Тайна длиною в жизнь, или Лоскутное одеяло памяти - страница 39
Вторая песня, «Лучше нету того цвету, когда яблоня цветёт», пробуждала совсем другие чувства. Тётя Фаня тоже очень любила её; когда пела, щёки разгорались, зелёные глаза озорно блестели, а я будто наяву видела цветущие яблони в лунном свете, слышала звуки гармони за рекой… и моя душа, которая не умела ещё «пылать и гореть», замирала в щекочущем предчувствии. Думаю, именно эта песня пробудила во мне страстную любовь к цветущему саду, и когда у нас появился участок земли, мы посадили там много фруктовых деревьев не ради урожая (часто не знаем, куда его девать), а для того, чтобы любоваться их цветением…

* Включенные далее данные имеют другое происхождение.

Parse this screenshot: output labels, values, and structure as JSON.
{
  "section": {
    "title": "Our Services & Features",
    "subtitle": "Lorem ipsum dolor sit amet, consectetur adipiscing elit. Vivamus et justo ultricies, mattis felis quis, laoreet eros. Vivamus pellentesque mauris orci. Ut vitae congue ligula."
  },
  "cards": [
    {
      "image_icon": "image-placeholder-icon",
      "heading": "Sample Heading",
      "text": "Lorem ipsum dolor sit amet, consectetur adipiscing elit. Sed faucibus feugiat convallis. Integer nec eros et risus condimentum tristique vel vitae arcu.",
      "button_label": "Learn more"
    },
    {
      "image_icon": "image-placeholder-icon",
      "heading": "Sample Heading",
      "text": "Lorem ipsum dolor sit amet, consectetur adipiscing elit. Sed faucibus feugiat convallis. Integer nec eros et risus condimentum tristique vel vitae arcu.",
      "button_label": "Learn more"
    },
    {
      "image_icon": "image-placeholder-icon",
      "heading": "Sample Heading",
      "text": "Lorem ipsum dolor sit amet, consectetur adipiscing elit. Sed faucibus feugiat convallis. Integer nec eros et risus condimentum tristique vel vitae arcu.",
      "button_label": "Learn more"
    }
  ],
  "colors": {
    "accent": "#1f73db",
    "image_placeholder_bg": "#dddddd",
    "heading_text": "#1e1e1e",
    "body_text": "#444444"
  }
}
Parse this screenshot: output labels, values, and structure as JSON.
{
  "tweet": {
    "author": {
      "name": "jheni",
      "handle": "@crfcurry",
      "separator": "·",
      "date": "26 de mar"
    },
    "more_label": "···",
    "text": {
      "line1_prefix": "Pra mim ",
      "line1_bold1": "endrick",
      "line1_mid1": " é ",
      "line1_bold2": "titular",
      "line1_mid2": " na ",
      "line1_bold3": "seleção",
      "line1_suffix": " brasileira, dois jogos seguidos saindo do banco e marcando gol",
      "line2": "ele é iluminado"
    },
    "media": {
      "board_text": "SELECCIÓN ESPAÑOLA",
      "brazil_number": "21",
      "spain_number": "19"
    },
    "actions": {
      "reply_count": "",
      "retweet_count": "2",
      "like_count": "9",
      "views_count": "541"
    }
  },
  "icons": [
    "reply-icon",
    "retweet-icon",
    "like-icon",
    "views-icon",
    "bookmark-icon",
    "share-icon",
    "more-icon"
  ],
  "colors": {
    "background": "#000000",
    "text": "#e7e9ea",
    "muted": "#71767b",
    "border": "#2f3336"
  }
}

Во-вторых, в Бердичеве я могла утолить свой проснувшийся интерес ко всему еврейскому. Я с удовольствием общалась с Бердичевскими ровесниками, в большинстве – евреями; с гордостью узнавала, сколько великих людей подарили миру евреи; мне нравилось читать: «Великий русский художник Левитан родился в бедной еврейской семье». Мне нравились замечательные учителя-евреи, которые приезжали на работу в нашу школу из Житомира: Ида Петровна и Эсфирь Григорьевна, Полина Моисеевна и Зиновий Яковлевич. Я им очень благодарна – это их заслуга в том, что я смогла без всяких репетиторов сдать все четыре вступительных экзамена в Ленинградский медицинский институт на «отлично» (о своих учителях я обязательно расскажу подробнее).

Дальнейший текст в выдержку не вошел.